私は彼に愛されているらしい2
自分だけの感覚じゃなかったと安心したのかみちるは何度も確かめるように頷いて有紗の様子を窺った。さっき会話したばかりだが、横で話すものでもないのに少し立つ位置の距離が近いと思っていたのだ。

「私、本当に血迷ってしまって東芝さんに言っちゃったんです。東芝さんのことが好きかもって。」

「えー?突っ走ったね!」

「仕事中でしたしね。そしたら凄い渋い顔して全否定されました。沢渡さんからの入れ知恵だろって。」

「あら、さすが東芝さん。」

口元に手を当てて納得する素振りはまるで井戸端会議のおばちゃんだ。たまに見せるみちるのこうした姿も有紗は可愛らしくて好きだった。
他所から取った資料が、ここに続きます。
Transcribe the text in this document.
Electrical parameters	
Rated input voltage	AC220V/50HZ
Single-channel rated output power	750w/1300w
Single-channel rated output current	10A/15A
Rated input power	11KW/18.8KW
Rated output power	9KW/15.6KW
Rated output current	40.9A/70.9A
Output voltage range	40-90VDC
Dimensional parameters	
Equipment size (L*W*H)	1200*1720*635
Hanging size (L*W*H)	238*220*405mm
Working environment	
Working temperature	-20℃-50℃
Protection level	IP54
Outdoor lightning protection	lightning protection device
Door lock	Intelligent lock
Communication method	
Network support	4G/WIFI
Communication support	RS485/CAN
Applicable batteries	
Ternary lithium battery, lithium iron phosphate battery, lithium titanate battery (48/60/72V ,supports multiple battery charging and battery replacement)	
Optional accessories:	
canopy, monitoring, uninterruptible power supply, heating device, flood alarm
そしてふと東芝に言われたことを思い出して有紗から笑みが消える。

本質を見抜く疑う心。

運転席に座るみちるを見つめて有紗は目を細めた。

「なに?」

「いいえ。みちるさんは優しいなって思って。」

さらりと出てきた取り繕いに自分でも吐き気がしそうだ。

それと同時に疑うべき人物を間違っていると気が付いた。ここがまだ青い証拠なのかもしれない。

「嫌なことは寝て起きたら忘れてますよね。今日はもう賃貸情報誌読んで寝ます。」

「うん?どうしたどうした?」

「みちるさんと話して気分転換できました。」

変な方向に考えが走ってしまうのもまだ疲れているからだ。しかり睡眠をとって、またいつものように疲れを見せない隙の無い自分に戻らなければ。

「よく分かんないけど、帰る?」

「はい!お願いします。」

とりあえず前に進めば何かが開けてくるかもしれない。

大輔に前向きな姿勢でメールをした以上、そんな自分である必要があるのだ。

全て自分で決めたこと。

みちると他愛のないガールズトークを繰り広げながら有紗は明日からの自分へ意気込んだ。